Nancy Hughes sat in her favorite white wicker chair overlooking the rolling lawn of the Naval Observatory. The grass glistened from an overnight rain. A white porcelain cup and saucer rested on her lap, steaming peacefully in the quiet air.

She took a sip of her Earl Grey and tipped her head at her new assistant. “Mrs. Peterson is ill today. Think you can handle her duties along with your own?”

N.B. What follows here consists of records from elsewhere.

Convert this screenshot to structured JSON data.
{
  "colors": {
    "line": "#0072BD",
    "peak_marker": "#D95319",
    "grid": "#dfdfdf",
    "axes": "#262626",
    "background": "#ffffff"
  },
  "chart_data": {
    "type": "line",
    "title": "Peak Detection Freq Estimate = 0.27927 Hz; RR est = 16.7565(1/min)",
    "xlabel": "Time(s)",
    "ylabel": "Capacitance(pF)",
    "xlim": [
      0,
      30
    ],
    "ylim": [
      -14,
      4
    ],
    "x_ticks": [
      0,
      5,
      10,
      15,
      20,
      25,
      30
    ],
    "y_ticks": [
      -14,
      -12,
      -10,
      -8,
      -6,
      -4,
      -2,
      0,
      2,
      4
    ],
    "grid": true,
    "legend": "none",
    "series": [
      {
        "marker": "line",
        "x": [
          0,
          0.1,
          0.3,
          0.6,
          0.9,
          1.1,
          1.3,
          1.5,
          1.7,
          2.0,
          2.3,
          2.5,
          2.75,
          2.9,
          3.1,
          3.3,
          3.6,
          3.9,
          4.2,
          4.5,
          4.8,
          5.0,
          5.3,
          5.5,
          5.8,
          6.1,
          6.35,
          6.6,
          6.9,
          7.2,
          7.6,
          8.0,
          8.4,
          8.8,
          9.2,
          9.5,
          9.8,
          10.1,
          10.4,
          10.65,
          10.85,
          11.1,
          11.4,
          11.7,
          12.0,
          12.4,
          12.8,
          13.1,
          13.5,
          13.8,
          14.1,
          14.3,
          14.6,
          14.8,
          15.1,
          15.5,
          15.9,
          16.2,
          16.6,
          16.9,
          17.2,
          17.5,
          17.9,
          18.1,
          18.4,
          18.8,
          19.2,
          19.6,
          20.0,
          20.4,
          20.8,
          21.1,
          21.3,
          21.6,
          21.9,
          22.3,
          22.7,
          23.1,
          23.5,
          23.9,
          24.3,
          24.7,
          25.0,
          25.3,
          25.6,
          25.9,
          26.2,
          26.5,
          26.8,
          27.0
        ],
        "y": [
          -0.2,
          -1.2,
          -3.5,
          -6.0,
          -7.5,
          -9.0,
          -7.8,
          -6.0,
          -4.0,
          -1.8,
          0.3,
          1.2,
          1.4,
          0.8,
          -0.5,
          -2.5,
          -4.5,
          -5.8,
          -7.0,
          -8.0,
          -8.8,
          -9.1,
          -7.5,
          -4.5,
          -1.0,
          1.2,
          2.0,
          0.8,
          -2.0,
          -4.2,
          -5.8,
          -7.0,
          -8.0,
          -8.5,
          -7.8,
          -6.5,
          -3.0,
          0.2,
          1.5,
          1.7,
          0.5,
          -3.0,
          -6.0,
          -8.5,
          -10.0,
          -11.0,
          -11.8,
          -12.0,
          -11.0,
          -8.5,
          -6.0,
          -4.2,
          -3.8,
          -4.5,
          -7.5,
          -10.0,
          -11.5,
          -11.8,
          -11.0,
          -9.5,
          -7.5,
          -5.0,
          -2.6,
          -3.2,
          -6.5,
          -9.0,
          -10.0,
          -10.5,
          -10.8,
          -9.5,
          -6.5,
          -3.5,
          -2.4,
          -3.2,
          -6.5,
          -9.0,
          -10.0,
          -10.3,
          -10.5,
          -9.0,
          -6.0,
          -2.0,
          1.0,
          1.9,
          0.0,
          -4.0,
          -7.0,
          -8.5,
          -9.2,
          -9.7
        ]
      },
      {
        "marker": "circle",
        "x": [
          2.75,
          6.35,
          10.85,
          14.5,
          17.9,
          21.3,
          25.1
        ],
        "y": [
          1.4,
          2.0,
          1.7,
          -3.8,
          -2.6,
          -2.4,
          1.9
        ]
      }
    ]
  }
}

“Absolutely, ma’am.” Amanda Deatherage gave an impish smile that Hughes found unsettling. She was a small girl, not much over five feet tall, with narrow, girlish shoulders and piercing hazel eyes. Her stiff, red wool suit and large Wilma Flintstone pearls gave the impression of a child playing dress-up. She had a tendency to tug at her clothing as if it was bunching up and her stockings sagged noticeably above the heels of scuffed pumps. Her resume was impressive enough and she possessed decent organizational skills. It was the rumpled appearance that had put her number two behind Grace Smallwood on the applicant list.

“Excellent,” Hughes said, taking another sip of tea before setting the cup on the porch. She took up a small notepad and situated a pair of gold reading glasses on her nose. “So, how will I earn my keep today?”

Deatherage opened the burgundy leather appointment calendar and studied it for a long moment, pen poised above the pages.

“Let’s see, ma’am…” She scanned the schedule.

“Nine a.m., you meet with the head of the Kiva nonprofit… uh

… at the Smithsonian Castle.” She looked up, mouth open in reverent awe. “That is, like, the coolest thing ever. Anyways, after that, at eleven-thirty, you have lunch with the first lady at Ben’s Chili Bowl…”

Hughes closed her eyes and leaned back in the chair. “Are you sure? For some reason I thought that was Monday.”

Deatherage’s auburn bangs bobbed as she shook her head. “It says right here: Secret Service notified… SLOTUS and FLOTUS-Ben’s Chili Bowl eleven-thirty a.m.”